Der Professor im Overall
Der Mann im Overall ist Walter Baur, Professor des Studiengangs Kunststoff und Elastomertechnik an der Fachhochschule Würzburg-Schweinfurt (FHWS). Er lenkt und leitet im Kontakt mit dem Kranführer die Ankunft des Rotors samt Flügeln zwei Meter über dem Boden. Das gute Stück soll zu seinem Klein-Lkw, mit dem er das Teil nach Goßmannsdorf zu seiner Halle fahren wird. Dort soll es repariert werden. Um diesen Transport zu ermöglichen, muss ein Teil der Flügel abgeschraubt werden, damit alles auf den Hänger passt.
Alles, was mit diesem Windrad am Heuchelhof passiert, ist spektakulär, das Windrad ist ein Wahrzeichen des Stadtteils. So haben sich am Donnerstag schnell Zuschauer eingefunden, darunter Kleine aus dem angrenzenden Kindergarten.
Das Spektakel dauert an. Jetzt hält der Fachhochschul-Professor, der das Windrad vor 20 Jahren nach originalem Vorbild gebaut hat, eng bei sich, während der Kranfahrer den Ausleger lenkt, bis das zu reparierende Teil seitlich am geöffneten Kleinbus angekommen ist. Baur muss wieder schrauben – Flügel abschrauben, diesmal unterstützt vom Hausmeister im Gut Heuchelhof Andreas Dedio.
Der Knopf wurde nicht gedrückt
Der Grund der Aktion liegt nicht allein darin, dass die Teile nach 20 Jahren Ermüdungserscheinungen zeigen. Vielmehr hatte sich der letzte große Sturm einen der Flügel geholt. Bei Sturm sollte das Windrad eigentlich manuell gebremst und in den Wind gedreht werden, wofür ein Knopf in der Sakristei hätte betätigt werden müssen. Die einfachere Variante einer automatischen Bremse für 600 Euro war aus Kostengründen verworfen worden.
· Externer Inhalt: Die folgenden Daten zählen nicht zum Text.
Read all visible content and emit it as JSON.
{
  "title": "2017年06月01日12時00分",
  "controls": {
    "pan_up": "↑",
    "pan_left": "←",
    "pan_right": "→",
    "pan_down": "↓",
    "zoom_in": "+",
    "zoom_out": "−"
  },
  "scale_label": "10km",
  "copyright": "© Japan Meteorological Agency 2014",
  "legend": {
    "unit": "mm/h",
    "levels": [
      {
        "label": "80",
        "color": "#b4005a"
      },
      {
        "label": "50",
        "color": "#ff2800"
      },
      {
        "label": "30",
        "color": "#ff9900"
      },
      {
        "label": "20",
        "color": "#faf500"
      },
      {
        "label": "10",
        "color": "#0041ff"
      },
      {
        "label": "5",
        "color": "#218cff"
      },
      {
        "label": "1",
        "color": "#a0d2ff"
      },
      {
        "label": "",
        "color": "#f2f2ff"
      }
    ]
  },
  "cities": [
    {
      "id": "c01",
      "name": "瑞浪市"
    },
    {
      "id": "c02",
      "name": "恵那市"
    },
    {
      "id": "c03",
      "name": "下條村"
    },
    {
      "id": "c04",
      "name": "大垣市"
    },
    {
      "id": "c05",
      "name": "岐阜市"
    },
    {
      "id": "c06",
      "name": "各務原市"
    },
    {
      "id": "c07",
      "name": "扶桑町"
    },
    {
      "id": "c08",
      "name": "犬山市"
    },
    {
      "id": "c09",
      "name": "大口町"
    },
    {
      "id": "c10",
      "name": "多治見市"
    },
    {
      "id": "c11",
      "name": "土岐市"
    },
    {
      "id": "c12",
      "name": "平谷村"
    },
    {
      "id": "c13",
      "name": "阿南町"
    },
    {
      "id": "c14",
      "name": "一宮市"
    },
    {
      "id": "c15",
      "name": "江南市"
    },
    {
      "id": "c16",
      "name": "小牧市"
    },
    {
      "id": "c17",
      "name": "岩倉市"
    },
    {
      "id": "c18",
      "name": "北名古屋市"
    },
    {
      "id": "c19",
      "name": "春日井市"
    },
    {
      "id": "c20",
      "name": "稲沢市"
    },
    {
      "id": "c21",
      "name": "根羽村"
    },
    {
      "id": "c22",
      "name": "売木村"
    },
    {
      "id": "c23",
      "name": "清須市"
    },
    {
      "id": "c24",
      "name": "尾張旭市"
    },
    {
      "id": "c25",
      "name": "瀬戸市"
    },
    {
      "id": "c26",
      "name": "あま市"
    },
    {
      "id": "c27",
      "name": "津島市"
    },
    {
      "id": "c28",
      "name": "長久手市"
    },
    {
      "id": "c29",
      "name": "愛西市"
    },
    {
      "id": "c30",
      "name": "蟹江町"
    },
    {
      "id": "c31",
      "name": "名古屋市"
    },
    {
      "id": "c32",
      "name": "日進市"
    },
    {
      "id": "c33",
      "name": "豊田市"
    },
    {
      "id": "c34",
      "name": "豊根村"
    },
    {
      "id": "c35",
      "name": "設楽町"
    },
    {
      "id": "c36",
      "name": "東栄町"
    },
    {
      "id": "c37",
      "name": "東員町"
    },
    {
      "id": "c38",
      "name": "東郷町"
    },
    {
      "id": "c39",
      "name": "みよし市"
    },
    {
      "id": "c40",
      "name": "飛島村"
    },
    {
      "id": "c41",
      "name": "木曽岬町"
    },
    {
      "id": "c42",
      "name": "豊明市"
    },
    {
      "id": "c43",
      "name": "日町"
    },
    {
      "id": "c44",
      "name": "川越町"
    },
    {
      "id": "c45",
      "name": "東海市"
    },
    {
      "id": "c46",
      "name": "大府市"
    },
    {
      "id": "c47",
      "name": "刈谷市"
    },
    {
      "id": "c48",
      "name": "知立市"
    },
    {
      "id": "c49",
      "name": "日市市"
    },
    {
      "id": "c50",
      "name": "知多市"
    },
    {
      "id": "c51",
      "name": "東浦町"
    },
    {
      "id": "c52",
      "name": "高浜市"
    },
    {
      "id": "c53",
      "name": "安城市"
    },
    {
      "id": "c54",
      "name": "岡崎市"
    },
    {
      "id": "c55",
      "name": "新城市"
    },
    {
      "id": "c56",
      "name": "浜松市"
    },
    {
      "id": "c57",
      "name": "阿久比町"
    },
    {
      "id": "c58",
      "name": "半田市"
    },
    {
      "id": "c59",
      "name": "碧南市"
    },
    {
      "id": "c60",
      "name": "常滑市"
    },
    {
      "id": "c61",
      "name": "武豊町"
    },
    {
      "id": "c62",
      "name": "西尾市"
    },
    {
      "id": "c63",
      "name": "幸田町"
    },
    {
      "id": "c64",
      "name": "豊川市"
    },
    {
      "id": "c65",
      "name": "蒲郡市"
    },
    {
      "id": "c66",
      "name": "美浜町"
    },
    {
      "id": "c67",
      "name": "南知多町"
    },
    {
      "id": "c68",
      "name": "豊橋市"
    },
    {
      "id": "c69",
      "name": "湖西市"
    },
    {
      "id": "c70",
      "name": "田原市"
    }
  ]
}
„Gott sei Dank wurde niemand getroffen“, so der zuständige katholische Pfarrer Alfred Kraus zu dem Unfall mit dem circa acht Kilogramm schweren fliegenden Flügel. Elf blieben übrig. Sie bestehen aus glasfaserverstärktem Kunststoff mit einem Edelstahlrohr in der Mitte. Dieses ist bei dem Unglücks-Flügel gebrochen. Professor Baur wird bei ihnen die Metallstruktur überprüfen und nach eventuellen Rissen sehen.
Kein Geld für Reparatur
Bis wann allerdings der Rotor mit reparierten oder neuen Rotorblättern wieder auf dem Dach der Gutskirche auf den Turm aufgeschraubt wird, steht in den Sternen. Denn zuständig ist die Kirchenstiftung, sagt Rainer Hubl von der Kirchenverwaltung, und die habe zurzeit nicht genug Geld für Reparaturkosten beziehungsweise für neue Flügel. Da kommt nämlich eine Summe von möglicherweise mehreren tausend Euro zusammen. Jetzt hofft Pfarrer Kraus auf Spenden.